Outside this in the cloister wall were two recesses for book-cupboards. The northern one was in the fifteenth century made into an entrance to the warming house, which previously was entered by a passage under the east end of the frater. When the book-cupboard was done away the south bay of the warming house seems to have been screened off to keep books in.

Over the east range runs the dorter, lengthened and altered in the fourteenth century, and made into a long gallery in the sixteenth, whereby the ancient arrangement of central passages and cubicles on each side is obliterated. North of it was the rere-dorter standing east and west.

The North Range of Lacock Abbey

The frater, 79 feet by 27 feet, is cut up into rooms and passages; a sub-vault is beneath it. The access to the reader’s pulpit can be seen, but the pulpit has given way to a fireplace. The kitchen is at the west end, the great fireplace, 14 feet wide, at the south end of it. In the cloister, east of the frater door, is the lavatory, unaltered. In a recess are mural paintings: St Augustine blessing an abbess, a garden on left, and another picture of an abbess.

Over the western bays of the north walk is a room of uncertain use.

The West Range of Lacock Abbey

The lower story only is original. It is divided into three chambers. In the southernmost, perhaps the chaplain’s room, are some early sketches on the north wall: St Christopher and St Andrew.

Through the middle chamber, which served as the outer parlour, was the entrance from outer court to cloister.

The northernmost is the largest and has a fine fireplace with the initials of Abbess Elena de Montfort (1421). It may have been used by guests.

The upper storey of this range was built in 1754 and contains a large hall. “The roof,” says Mr Britton in 1814, “is decorated with numerous coats of arms emblazoned in their proper colours, and the side walls are ornamented with a great number and variety of small statues, busts, etc., in terra cotta, relating to the history of the Abbey.”

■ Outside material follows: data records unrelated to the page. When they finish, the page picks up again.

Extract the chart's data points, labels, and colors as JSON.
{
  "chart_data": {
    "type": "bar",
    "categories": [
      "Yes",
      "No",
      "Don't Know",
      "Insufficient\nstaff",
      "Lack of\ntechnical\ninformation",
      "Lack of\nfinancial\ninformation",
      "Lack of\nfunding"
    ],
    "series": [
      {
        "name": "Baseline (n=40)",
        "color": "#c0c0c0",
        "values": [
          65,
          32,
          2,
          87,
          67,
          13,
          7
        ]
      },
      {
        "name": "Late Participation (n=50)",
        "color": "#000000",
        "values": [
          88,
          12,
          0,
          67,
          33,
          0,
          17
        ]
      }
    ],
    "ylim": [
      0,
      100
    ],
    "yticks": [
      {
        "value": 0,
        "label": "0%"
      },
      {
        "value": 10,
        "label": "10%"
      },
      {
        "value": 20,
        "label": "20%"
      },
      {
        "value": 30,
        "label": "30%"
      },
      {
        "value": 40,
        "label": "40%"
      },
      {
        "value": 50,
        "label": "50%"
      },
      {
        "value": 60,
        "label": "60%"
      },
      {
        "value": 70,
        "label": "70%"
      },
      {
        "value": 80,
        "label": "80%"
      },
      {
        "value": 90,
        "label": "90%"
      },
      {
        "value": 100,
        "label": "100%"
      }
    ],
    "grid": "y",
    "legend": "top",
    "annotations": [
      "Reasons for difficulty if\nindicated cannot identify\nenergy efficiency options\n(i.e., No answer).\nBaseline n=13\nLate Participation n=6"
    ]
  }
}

Formerly the Abbess’s lodging was over the west range and extended along the upper storey of the south. In the west side was her large hall, entered from the north. The stone cresting over the present front door is from the fireplace. Her private chapel was over the west end of the south walk, and over the rest of the south walk, going east, was a gallery giving her access to the dorter. It was altered and lengthened in the sixteenth century.

West of the west front were some buildings now destroyed. In the grounds is a fine large cauldron, cast by Peter Waghevens of Mechlin in the year 1500.

The village of Lacock is full of fine old houses of many periods, and the parish church should be examined, if only for the very rich and beautiful north-east chapel and the tomb of Sir William Sharington.